Der Geigerkomponist Heinrich ­Ignaz Franz Biber, 40 Jahre älter als Bach, führt die Zweistimmigkeit einer Solovioline in seiner Passacaglia gipfelnd in die funktionierende Illusion über, da spielten zwei. Faust auf der tiefen Saite gibt als Bassfundament vier absteigende Noten vor. Auf das Zeitmaß der im Ohr verklingenden Basstöne legt sie – mit blitzschnellen Fingern von der tiefen zur hohen Saite und zurück springend – zwischen den absteigenden Tönen variative Improvisationen auf die harmonische Disposition des Bassgangs. Man weiß nicht, ob es schwerer ist, sich so etwas auszudenken oder schwerer, es so zu spielen. Dass Faust es spielt wie selbsterfunden, muss bei aller Leidenschaft am Bedacht liegen, mit dem sich diese Solistin den Noten widmet.

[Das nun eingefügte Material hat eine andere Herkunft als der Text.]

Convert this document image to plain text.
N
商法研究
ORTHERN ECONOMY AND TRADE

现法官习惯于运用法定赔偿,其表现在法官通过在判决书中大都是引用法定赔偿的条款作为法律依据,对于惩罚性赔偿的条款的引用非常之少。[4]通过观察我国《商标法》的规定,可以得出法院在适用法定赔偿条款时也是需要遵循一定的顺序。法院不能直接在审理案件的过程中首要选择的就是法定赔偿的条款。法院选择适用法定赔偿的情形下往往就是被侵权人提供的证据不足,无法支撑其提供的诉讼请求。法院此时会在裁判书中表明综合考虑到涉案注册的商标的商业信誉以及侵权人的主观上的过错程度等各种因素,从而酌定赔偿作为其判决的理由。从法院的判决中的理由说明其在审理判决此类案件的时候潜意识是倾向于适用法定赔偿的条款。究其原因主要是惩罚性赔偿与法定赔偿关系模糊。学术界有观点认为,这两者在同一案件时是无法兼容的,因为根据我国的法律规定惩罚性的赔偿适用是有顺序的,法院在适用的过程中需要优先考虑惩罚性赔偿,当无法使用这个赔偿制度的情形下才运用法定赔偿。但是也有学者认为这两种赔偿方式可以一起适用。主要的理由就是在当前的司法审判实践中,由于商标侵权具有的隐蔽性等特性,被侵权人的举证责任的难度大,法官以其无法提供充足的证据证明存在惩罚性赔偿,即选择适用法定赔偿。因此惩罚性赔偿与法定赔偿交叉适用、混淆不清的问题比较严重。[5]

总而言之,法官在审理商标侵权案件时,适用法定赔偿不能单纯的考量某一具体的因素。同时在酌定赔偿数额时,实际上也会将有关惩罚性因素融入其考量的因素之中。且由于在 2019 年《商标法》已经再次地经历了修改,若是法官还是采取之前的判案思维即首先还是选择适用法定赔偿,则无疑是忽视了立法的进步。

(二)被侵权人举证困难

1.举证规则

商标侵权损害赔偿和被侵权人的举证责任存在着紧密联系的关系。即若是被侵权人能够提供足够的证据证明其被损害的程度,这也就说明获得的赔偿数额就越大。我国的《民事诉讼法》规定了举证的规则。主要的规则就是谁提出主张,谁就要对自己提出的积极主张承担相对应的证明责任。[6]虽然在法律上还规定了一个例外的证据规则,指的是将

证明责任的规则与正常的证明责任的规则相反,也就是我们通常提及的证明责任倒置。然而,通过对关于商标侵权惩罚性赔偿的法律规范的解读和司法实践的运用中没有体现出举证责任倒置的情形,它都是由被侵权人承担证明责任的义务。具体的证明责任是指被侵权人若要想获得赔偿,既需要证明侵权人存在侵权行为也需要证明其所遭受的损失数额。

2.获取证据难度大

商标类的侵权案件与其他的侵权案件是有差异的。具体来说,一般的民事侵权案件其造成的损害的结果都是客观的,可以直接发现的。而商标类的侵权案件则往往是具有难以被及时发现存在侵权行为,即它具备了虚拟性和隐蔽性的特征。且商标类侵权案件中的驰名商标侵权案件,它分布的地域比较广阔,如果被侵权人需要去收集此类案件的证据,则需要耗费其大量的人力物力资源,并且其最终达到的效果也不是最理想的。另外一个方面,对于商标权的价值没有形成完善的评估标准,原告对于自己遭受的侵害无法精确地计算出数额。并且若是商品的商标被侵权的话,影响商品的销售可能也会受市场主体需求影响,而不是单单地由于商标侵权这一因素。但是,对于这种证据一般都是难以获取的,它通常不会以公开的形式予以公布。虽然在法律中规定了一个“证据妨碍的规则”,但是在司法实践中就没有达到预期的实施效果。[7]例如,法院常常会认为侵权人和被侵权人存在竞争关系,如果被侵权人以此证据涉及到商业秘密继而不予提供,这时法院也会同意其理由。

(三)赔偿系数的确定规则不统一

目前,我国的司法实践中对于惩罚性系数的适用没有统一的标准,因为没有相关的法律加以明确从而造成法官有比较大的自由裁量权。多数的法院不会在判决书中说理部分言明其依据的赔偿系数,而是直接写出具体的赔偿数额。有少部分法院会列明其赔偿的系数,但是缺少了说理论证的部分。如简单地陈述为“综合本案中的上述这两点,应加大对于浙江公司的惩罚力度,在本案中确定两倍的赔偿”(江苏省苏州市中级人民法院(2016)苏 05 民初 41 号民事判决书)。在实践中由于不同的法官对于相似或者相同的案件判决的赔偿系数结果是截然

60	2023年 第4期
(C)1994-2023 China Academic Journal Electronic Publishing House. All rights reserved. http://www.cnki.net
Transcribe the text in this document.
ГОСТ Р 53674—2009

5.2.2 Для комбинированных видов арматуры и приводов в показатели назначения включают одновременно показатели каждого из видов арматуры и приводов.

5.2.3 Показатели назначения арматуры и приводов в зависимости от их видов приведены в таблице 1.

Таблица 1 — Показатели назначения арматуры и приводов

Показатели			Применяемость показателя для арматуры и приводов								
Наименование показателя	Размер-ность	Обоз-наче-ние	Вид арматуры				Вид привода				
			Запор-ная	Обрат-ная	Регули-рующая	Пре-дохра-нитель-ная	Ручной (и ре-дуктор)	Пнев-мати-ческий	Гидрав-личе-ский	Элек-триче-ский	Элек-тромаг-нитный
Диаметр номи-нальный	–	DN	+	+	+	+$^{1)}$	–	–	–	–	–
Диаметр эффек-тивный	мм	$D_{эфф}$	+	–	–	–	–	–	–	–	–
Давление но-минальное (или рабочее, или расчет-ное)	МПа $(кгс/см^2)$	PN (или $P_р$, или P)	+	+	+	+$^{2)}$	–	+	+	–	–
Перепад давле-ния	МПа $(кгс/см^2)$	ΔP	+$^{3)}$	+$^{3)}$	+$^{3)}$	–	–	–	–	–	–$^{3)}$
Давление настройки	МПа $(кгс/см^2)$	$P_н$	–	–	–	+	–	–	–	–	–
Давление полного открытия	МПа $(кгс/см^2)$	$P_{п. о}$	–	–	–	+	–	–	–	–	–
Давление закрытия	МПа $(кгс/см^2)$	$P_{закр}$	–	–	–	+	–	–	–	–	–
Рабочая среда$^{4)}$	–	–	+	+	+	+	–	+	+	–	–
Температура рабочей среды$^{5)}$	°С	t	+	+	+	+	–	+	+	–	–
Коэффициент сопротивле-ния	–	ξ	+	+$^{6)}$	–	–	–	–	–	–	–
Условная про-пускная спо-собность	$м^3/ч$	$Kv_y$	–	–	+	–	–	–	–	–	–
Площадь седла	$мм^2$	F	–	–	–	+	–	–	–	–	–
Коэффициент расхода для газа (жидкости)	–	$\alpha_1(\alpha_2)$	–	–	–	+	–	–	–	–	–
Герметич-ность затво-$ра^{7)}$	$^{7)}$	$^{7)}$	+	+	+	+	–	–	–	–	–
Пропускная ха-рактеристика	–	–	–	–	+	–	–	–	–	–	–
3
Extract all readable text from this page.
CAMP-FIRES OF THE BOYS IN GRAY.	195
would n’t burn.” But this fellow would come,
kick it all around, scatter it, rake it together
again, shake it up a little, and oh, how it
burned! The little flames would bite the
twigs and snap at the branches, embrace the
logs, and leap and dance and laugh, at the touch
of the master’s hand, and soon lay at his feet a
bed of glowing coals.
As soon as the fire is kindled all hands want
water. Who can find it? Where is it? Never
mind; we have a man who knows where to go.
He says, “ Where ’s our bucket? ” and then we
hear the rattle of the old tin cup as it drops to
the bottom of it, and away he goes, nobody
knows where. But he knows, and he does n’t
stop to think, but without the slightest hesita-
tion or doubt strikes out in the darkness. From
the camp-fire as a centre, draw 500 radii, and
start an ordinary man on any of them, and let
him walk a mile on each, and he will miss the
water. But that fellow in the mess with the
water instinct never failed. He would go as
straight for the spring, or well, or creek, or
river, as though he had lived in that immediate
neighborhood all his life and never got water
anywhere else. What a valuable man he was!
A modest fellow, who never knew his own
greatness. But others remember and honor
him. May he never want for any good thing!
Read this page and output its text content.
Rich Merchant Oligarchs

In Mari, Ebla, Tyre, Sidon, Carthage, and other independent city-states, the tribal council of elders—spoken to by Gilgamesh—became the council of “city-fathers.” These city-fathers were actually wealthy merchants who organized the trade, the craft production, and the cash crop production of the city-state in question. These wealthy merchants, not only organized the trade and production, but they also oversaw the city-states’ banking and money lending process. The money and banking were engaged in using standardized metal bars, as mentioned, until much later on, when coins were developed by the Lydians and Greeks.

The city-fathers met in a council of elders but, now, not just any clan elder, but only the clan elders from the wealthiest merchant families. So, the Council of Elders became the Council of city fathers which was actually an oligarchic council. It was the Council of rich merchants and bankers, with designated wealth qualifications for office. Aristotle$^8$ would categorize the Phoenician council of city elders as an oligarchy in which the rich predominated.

Eine Hommage an den Nichtgeiger Sebastian Bach, der zu den Meistern dieses Albums in interaktiver Beziehung stand. Sie haben von ihm genommen, was er, den Sack Sologeige für viele Jahre zumachend, von anderen an Anregungen bekam. Analog zum Denkmal könnte man es ein »Hörmal« nennen, was Isabelle Faust den a cappella Geigenden und ihren barocken Komponisten da errichtet hat. Als ein »Hörmalrein« eine schöne Empfehlung.